Wonen is voor veel lage middeninkomens niet te betalen
Dat de Nederlandse middeninkomens tussen wal en schip vallen, is niets nieuws. Huishoudens met een laag middeninkomen verdienen te veel voor een sociale huurwoning, maar kunnen een huis in de vrije huur- of koopsector ook niet betalen. Dat wordt deze week weer bevestigd door een rapport van het Planbureau voor de Leefomgeving (PBL).
Middeninkomens zitten knel
Wie behoort tot de groep met een middeninkomen? Volgens het PBL is dit een hele diverse groep, die varieert van jongeren tot ouderen, gezinnen en alleenstaanden. Ongeveer 1,5 miljoen huishoudens vallen onder de noemer middeninkomen.
De lage middeninkomens hebben het het zwaarst op de woningmarkt. Zij verdienen tussen de €34.678 en €38.690 bruto per jaar. Vaak ligt hun inkomen net boven het toegestane maximum waarmee je in aanmerking komt voor een sociale huurwoning, maar is het te weinig om een huurwoning van meer dan €700 per maand van te kunnen betalen. Kortom, een passende woning is er voor deze huishoudens eigenlijk niet. Alleen het verruimen van het maximale toegestane inkomen zou op korte termijn verlichting kunnen bieden, denkt het PBL.

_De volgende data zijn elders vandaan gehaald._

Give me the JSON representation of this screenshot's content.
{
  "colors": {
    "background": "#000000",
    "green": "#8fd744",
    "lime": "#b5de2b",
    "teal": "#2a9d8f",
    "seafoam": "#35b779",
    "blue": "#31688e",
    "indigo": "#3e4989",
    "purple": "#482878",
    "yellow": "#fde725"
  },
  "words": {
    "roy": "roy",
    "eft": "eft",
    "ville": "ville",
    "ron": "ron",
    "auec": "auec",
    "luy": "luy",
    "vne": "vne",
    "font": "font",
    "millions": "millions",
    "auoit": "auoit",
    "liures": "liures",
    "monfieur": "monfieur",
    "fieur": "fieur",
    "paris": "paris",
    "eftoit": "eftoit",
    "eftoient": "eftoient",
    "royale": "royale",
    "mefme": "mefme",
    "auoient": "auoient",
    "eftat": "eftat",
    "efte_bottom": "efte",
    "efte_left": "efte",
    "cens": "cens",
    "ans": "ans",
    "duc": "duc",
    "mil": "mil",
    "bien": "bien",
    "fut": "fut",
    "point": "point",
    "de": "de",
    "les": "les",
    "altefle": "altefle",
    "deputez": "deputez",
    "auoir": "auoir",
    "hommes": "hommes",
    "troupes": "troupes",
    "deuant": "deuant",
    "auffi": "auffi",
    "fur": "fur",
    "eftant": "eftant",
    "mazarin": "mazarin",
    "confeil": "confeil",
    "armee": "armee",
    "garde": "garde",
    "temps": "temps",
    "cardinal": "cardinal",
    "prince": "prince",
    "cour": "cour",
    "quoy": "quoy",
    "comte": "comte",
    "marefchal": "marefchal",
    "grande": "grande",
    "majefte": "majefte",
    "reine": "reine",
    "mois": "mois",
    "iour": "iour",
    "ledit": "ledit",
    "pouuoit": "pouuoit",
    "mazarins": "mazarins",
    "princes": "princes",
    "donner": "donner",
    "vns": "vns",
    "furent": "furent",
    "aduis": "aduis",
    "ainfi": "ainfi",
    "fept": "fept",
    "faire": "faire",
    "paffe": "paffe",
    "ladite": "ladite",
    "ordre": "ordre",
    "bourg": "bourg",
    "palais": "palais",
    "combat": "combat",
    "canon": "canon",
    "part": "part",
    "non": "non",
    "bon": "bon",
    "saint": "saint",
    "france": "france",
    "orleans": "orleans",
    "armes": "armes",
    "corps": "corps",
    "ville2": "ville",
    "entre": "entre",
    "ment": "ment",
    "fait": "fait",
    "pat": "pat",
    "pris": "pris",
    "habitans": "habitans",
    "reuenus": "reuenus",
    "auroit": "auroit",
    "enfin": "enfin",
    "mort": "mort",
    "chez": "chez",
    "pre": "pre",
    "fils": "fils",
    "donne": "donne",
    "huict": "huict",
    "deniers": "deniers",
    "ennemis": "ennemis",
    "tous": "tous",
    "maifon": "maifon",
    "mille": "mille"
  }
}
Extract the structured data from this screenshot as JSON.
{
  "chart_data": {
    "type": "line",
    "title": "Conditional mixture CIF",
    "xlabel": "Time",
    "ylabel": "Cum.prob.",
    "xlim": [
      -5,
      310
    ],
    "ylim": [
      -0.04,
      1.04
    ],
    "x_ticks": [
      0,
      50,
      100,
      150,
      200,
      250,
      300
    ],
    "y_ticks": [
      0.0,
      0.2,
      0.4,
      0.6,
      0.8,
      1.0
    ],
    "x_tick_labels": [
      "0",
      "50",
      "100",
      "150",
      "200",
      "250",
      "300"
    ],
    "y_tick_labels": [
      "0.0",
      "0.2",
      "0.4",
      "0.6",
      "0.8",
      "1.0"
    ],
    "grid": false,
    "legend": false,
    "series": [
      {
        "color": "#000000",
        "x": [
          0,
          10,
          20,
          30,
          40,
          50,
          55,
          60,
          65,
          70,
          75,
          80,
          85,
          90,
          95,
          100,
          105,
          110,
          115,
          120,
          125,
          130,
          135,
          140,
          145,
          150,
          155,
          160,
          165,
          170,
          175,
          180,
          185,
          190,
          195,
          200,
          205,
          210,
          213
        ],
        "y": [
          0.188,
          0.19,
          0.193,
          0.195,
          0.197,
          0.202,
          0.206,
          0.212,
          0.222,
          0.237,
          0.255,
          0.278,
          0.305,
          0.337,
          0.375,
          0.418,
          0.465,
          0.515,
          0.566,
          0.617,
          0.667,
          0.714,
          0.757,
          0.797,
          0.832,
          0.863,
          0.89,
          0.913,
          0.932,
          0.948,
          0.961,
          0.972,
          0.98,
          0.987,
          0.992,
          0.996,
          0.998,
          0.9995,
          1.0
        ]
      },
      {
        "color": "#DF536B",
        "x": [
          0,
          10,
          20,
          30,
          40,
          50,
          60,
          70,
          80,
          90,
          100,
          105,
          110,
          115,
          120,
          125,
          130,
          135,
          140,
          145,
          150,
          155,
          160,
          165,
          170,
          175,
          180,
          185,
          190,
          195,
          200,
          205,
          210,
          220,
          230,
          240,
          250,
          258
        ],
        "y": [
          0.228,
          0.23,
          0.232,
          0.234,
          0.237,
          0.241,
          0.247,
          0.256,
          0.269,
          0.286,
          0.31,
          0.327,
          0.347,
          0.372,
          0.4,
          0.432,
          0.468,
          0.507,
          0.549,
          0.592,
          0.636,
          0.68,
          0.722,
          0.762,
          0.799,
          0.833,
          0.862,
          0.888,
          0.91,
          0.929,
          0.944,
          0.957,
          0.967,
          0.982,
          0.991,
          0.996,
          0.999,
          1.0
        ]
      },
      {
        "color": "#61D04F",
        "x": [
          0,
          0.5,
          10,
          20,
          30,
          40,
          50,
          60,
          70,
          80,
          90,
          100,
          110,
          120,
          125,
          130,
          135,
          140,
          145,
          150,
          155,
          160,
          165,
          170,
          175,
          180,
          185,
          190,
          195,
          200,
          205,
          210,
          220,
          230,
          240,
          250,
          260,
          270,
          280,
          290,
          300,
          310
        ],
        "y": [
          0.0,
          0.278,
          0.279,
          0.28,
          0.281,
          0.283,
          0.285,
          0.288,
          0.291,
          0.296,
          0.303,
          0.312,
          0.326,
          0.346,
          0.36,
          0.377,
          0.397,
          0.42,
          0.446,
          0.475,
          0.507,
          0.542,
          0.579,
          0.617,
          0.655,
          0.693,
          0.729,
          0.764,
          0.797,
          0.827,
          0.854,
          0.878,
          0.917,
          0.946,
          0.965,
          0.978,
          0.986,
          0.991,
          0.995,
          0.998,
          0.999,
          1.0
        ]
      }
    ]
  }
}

Bijna helft goedkope scheefwoners kan geen huurwoning in vrije sector betalen
Mensen die in een sociale huurwoning wonen, maar hier eigenlijk een te hoog inkomen voor hebben, worden ook wel goedkope scheefwoners genoemd. Om hen te motiveren uit hun sociale huurwoning te vertrekken en in de vrije sector te gaan huren, kunnen zij extra huurverhoging krijgen. Door het PBL wordt echter opgemerkt dat een groot gedeelte van deze scheefwoners het moeilijk zou krijgen wanneer zij echt de vrije huursector in zouden moeten. De helft (44%) van deze scheefwonende middeninkomens kan namelijk helemaal geen huurwoning buiten de sociale sector betalen. Ook voor hen zou het verruimen van de sociale sector gunstig uitpakken. Het PBL roept het nieuwe kabinet daarom op om extra maatregelen te nemen, waardoor middeninkomens het snel makkelijker krijgen op de woningmarkt.